– Где сейчас моя бабушка Варвара Михайловна? Она всё ещё в усадьбе?
Незнакомец сделал шаг вперёд, и Зина ощутила исходивший от него пронзительный запах – то ли болотной тины, то ли винной пробки.
– Она не здесь.
– Она отсюда ушла? Уехала?
– Нет. Она и в усадьбе, и не в усадьбе.
Незнакомец снова шагнул вперёд, и Зина содрогнулась: на его лицо упал свет масляной лампы. Сперва она решила: ночной гость наложил на половину лица какой-то нарочито устрашающий святочный грим. И только мгновением позже она осознала свою ошибку. Девушка закричала бы, но поняла, что никто, кроме жуткого незнакомца, услышать её не сможет.
– Моя бабушка умерла? – Она старалась не смотреть на мужчину – перевела взгляд на зеркало, в котором он не отражался.
– Нет. Но это случится, если ты не отыщешь её в три дня. И первый из них уже прошёл.
С этими словами он шагнул к стоявшей на трюмо лампе, всей своей клочковатой фигурой выражая печаль.
– Только не гасите свет! – воскликнула Зина – без голоса.
Да и в любом случае просьба её запоздала. Незнакомец уже приложил обе ладони к стеклу лампы – и наступила тьма. Не только в комнате, но и в Зининых снах: до самого утра ей не приснилось больше ничего.
Когда она пробудилась, то поначалу никак не могла понять, где находится. Её восприятие реальности как бы переломилось, и девушке пришлось сделать над собой усилие, чтобы перетечь мыслями через точку этого разлома. В окно падали косые лучи утреннего солнца, и, хотя часы на трюмо показывали только половину седьмого, от этих лучей комната явственно напитывалась жаром.
– Я в имении бабушки, – прошептала Зина, а потом резко села на кровати – вспомнила свой сон. – Которая и здесь, и не здесь…
Она поглядела на стоявшую рядом с часами лампу – та не горела, конечно же. Однако резервуар её оставался ещё наполовину заполнен маслом. А Зина точно знала, что сама она ночью лампу не гасила. Реши она это сделать, переставила бы её сперва с трюмо на прикроватную тумбочку – чтобы не идти к своей кровати в темноте.
– Да что же это было – ночью?
Никто, само собой, Зине не ответил. И она, спустив ноги с кровати, принялась одеваться. Ей даже в голову не пришло вызвать горничную, хоть в комнате для этого имелся звонок со шнурком.

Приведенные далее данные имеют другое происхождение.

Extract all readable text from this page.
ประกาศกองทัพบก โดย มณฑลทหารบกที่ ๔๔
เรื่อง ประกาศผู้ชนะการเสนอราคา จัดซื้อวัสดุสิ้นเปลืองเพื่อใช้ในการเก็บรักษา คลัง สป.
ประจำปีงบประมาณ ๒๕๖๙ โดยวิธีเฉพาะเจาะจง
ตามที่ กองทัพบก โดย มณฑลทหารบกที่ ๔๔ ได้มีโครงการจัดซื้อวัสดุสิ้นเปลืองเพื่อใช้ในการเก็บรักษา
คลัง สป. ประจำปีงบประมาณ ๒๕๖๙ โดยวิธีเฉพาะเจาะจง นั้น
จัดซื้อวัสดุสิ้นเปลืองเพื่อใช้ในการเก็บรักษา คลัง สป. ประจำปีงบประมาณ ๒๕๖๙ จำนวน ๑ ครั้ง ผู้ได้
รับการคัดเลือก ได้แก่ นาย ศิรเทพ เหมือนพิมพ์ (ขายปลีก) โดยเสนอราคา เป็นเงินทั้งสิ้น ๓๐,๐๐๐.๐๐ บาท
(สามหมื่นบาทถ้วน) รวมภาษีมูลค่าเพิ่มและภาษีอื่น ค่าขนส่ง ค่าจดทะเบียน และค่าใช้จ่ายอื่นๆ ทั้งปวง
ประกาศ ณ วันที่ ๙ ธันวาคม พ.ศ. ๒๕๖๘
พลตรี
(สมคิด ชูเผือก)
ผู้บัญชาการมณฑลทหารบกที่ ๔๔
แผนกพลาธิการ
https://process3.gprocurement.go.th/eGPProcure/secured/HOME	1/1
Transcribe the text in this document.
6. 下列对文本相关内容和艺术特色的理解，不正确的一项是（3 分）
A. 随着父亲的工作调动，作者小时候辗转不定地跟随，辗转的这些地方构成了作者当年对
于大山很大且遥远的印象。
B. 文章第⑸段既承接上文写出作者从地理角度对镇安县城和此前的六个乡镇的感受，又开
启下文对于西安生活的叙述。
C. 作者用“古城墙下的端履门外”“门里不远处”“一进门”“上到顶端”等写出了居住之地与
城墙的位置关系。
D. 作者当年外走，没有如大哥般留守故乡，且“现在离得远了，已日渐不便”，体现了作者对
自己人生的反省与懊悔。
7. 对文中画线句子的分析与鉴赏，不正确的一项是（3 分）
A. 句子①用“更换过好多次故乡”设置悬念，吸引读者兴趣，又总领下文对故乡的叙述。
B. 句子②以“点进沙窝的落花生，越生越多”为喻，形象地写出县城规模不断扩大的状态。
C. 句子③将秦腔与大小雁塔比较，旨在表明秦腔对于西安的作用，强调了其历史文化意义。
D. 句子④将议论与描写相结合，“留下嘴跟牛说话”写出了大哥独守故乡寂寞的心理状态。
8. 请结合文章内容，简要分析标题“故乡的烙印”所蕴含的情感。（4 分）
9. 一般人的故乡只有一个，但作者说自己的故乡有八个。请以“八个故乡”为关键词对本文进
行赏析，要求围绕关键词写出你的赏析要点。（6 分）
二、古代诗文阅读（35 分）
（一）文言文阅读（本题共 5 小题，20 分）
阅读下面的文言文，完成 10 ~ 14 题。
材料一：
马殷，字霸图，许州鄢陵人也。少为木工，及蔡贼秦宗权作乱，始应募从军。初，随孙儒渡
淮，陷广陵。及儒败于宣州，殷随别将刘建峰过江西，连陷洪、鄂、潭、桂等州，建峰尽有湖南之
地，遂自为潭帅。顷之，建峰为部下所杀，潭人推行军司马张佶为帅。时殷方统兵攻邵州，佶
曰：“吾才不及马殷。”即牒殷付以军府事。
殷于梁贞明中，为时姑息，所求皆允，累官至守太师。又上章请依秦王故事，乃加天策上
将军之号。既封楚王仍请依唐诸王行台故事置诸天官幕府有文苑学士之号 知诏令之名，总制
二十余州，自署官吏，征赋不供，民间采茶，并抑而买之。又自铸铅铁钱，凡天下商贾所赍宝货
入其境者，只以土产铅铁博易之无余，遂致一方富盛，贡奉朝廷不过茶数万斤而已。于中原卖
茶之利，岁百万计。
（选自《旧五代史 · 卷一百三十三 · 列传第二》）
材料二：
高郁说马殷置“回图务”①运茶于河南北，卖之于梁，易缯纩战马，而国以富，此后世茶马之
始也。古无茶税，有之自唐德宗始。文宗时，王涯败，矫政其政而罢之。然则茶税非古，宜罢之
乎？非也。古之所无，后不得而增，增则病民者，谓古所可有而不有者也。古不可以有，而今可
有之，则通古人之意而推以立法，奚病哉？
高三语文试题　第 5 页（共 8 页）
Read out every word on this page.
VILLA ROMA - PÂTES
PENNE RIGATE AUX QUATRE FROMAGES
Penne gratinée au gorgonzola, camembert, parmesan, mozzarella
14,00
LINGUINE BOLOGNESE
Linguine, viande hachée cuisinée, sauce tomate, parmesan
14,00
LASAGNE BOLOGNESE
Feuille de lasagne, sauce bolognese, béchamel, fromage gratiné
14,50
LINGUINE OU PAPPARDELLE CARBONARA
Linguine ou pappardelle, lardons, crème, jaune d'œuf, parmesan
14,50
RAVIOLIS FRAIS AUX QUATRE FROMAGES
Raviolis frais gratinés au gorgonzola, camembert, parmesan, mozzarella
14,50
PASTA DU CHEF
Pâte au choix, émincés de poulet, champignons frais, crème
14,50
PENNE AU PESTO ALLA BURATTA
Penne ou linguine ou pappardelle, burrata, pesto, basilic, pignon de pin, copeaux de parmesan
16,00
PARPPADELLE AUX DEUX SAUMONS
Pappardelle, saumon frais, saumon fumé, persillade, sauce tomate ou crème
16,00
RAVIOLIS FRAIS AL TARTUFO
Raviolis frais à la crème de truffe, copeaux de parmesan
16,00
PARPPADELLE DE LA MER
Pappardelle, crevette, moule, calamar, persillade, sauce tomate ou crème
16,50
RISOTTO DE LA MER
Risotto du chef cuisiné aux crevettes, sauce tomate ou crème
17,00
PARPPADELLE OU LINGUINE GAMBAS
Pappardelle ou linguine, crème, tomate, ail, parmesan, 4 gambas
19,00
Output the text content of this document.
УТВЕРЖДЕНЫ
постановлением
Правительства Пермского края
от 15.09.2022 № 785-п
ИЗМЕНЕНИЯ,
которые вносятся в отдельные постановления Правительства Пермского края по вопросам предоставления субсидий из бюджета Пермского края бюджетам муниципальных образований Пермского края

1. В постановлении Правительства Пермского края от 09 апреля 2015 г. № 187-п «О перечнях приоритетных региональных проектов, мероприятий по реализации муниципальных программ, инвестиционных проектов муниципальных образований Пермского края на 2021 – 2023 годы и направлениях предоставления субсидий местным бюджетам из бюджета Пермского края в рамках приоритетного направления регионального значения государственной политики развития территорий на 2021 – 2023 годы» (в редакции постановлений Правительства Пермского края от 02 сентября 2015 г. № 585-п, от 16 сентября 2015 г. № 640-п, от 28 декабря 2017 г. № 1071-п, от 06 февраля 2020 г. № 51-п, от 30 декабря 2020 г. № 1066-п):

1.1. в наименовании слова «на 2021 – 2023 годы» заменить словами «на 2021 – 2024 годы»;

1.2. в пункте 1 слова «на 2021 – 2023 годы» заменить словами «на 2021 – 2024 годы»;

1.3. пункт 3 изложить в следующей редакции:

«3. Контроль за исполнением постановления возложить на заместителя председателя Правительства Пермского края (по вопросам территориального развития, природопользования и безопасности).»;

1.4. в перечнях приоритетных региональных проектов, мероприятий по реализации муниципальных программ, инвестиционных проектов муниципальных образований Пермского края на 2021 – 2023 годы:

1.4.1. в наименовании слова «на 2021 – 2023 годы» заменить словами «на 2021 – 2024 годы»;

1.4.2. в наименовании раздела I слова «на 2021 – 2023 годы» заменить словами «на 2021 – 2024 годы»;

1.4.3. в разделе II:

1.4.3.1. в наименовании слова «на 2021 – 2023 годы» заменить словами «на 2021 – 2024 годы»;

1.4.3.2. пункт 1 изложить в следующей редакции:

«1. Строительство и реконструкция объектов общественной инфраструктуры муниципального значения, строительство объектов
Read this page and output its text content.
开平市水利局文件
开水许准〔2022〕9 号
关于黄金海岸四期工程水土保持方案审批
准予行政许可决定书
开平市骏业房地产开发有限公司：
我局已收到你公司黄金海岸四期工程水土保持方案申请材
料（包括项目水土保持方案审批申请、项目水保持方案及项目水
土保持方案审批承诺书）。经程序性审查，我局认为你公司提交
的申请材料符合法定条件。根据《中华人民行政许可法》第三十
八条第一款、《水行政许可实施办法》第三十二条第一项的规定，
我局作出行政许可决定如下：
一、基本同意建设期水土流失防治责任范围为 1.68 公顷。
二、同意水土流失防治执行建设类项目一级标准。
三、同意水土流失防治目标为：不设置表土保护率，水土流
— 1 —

Любаша накануне уже успела распаковать её багаж – перевесила все вещи в гардероб. И Зина, чтобы хоть как-то себя взбодрить, выбрала своё любимое платье: шёлковое, розовое, с широким белым поясом. Она только успела этот пояс застегнуть, когда из парка, простиравшегося за окнами её комнаты, послышался недовольный мужской голос:
– Живее несите! Нам ещё на рассвете следовало приступить к делу!
Вне всяких сомнений, это произнёс титулярный советник Левшин. А когда Зина выглянула в окно, то увидела и его самого, и тех, к кому он обращался: двух рослых городовых. Они тащили, держа за противоположные концы, свернутую в рулон проволочную сетку: бредень.
Не размышляя, чтобы не дать себе времени передумать, Зина выскочила из комнаты, на ходу закалывая свои длинные чёрные волосы шпильками. А потом поспешила к лестнице, ведшей на первый этаж, – даже шляпку надеть позабыла.
Глава 5
Солнечный удар
20 августа (1 сентября) 1872 года. Воскресное утро
Иван Алтынов, девятнадцатилетний сын купца первой гильдии, не привык долго спать по утрам. С самого детства он поднимался каждый день ни свет ни заря, чтобы пойти к своим птицам – на голубятню: насыпать пернатым зерна, налить воды, поглядеть на птенцов. Но недавно голубятня его подверглась разорению, а из всех его птиц чудом сумел спастись один только белый турман по кличке Горыныч, Иванушкин любимец. Да и того пришлось пока отдать на передержку сынку алтыновского садовника, десятилетнему Парамоше, у которого имелась своя небольшая голубятня. Ну не мог Иван держать обожавшего небо турмана в клетке у себя в комнате – Горыныч просто зачах бы в подобном заточении. А о том, чтобы вернуться на опустошённую голубятню, восстановить её, купеческий сын пока даже думать не хотел.